GAZPACHO (Pass) 
2 cloves garlic, quartered
1 med. onion, in 8ths
1 cucumber, peeled & quartered
3 tomatoes, peeled & quartered
1 green pepper, seeded, in 8ths
8 sprigs parsley
3/4 tsp. salt
1/4 tsp. cayenne pepper
1/2 tsp. ground cumin
1/4 c. wine vinegar
1/4 c. olive oil
1 c. tomato juice

ACCOMPANIMENTS (OPTIONAL) :

Croutons
1 tomato, peeled, seeded & cubed
1 cucumber, diced
1 green pepper, seeded & diced
1/2 c. finely chopped scallions or onions

In blender, puree garlic, onion, cucumber, tomatoes, green pepper and parsley. It will be necessary to divide the vegetables into 3 or 4 batches to blend properly. Pour into a 2 quart container. Season with salt, cayenne and cumin.

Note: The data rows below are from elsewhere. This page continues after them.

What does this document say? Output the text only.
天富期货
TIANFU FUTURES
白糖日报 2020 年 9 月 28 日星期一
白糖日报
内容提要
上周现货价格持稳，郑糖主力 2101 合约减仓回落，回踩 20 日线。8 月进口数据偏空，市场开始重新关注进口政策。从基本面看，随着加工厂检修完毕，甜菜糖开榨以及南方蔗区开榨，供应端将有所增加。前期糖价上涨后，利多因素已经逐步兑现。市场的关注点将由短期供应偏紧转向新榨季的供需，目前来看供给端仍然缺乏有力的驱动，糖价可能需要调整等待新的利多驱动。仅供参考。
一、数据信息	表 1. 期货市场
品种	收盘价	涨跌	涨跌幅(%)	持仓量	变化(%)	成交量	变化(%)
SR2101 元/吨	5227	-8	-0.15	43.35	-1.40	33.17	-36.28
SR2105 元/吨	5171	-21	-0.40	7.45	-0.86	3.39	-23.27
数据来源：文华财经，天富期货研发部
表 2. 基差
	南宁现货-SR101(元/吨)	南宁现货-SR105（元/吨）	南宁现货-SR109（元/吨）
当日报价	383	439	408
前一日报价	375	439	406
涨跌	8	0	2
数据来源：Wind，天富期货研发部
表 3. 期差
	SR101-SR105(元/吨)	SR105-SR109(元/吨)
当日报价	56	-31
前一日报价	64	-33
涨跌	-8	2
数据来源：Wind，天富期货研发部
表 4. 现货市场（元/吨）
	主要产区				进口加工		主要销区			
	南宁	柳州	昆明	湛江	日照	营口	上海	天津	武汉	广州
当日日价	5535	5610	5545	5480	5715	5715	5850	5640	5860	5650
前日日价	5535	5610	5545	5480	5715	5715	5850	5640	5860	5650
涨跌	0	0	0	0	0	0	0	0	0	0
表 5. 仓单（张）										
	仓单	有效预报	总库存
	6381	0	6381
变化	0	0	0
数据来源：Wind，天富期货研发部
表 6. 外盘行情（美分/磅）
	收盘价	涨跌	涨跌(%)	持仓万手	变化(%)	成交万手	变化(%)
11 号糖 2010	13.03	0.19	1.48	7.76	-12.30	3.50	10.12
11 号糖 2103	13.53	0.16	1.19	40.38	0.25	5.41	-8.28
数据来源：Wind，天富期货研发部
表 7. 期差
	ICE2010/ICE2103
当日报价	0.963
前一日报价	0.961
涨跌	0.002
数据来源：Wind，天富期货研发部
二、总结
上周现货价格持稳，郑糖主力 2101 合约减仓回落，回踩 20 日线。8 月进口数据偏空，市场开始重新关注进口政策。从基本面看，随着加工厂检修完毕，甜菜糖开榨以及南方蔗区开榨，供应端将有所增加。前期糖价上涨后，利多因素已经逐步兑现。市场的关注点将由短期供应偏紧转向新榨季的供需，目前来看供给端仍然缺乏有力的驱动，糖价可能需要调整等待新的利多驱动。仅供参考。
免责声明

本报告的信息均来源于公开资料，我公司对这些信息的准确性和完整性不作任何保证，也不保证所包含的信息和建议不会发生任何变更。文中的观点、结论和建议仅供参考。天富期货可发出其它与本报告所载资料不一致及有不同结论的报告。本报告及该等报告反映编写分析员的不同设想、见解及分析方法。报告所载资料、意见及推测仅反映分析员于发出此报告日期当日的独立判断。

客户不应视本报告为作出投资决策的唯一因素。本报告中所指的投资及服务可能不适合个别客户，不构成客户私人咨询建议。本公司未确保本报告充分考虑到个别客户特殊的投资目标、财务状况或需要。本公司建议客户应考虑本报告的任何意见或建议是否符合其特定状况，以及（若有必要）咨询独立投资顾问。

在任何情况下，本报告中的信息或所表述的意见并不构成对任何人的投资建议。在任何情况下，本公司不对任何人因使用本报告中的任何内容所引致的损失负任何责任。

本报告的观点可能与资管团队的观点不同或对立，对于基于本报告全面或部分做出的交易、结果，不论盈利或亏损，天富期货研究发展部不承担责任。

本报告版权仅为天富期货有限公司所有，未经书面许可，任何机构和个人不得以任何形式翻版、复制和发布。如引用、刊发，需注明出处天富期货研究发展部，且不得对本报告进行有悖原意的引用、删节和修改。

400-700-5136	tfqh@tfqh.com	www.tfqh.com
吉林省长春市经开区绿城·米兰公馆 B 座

Add vinegar, oil and tomato juice and stir gently to mix. Chill.

To serve, place chilled soup in a chilled bowl and surround with small bowls containing the croutons, tomato pieces, diced cucumber, diced green pepper and chopped onions or scallions - to be used as optional garnishes. Serves 6-8.